Bitdefender IT security specialists have noticed an intensification of stream-jacking attacks operated through YouTube, scams that clone official accounts or take over existing ones. Unlike the campaign discovered in October 2023, cybercriminals have refined their attack techniques to target as many users as possible.
In addition to cloning the official accounts of public figures such as Elon Musk, attackers are also taking advantage of the popularity of crypto events to launch new scams. According to research, hackers have started using deepfake technologies to create fake videos of well-known people in the cryptocurrency sphere that lend more credibility to fraud attempts. One such scam targeted the image of MicroStrategy and its founder, Michael Saylor. He appears in a series of deepfake clips where he encourages the online community to find a QR code, scan it and then send a crypto amount to be doubled. Compromised channels use variations of the official MicroStrategy logo.

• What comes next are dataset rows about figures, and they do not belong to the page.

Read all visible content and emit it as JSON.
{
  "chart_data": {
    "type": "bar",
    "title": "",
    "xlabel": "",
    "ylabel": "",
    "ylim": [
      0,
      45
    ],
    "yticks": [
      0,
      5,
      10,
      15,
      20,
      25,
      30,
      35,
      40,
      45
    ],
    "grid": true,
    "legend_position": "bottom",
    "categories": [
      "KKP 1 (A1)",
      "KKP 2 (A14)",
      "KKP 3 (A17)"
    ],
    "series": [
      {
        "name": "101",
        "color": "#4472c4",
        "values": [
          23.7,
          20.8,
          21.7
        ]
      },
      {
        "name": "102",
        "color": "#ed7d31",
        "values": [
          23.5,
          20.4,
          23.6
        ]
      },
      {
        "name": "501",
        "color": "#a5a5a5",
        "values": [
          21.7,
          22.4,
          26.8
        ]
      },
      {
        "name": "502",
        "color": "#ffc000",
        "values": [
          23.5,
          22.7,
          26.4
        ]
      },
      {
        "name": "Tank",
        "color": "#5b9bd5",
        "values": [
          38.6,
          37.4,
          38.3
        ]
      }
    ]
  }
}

Some of these deepfake videos are made in good quality and can fool a less trained eye. To prevent victims from discovering their scams, the attackers disable the live chat section of the channel, except for members who have a special status or are long-term subscribers.
During the course of the investigation, hackers compromised a significant number of channels with very large subscribers – some with over a million, the largest with 12.5 million, which shows that these attacks have gained significant scale. Once attackers take control of a YouTube account, they make several changes to make it appear to viewers that the channel is owned by the entity they are cloning:
- changing the channel name;
- restrict access to videos that become private to hide previous content;
- changing channel pictures to reflect the new identity;
- changing or removing channel descriptions, links and any other sources that could lead to the identification of the original channel.

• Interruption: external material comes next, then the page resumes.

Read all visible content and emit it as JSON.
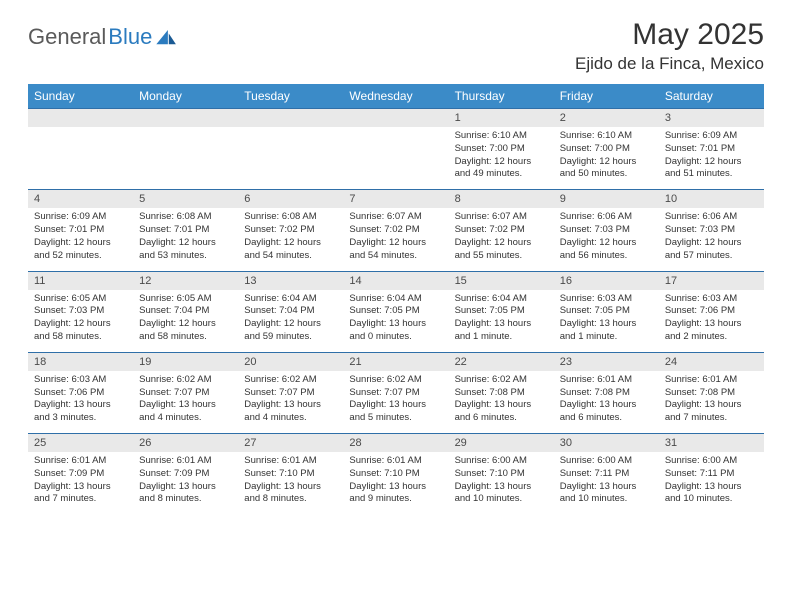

According to the analysis carried out by Bitdefender specialists, the potential earnings of the attackers are worth between 528,200 and 600,500 dollars, depending on the quotation of cryptocurrencies.
Recommendations for YouTube channel followers:
- Stay alert to videos with click-bait titles encouraging you to invest in cryptocurrencies or promising hefty profits.
- Never scan QR codes you see in videos promoting free crypto gifts.
- Report fraud you see and stay up to date with the latest fraud campaigns.
- Be careful about the channel names you watch – if they contain unusual characters or typos, it's more than likely that channel is fake.
- Use online security tools like Bitdefender Scamio, a free service that helps detect fraud attempts and other activities that can put your personal and financial data at risk.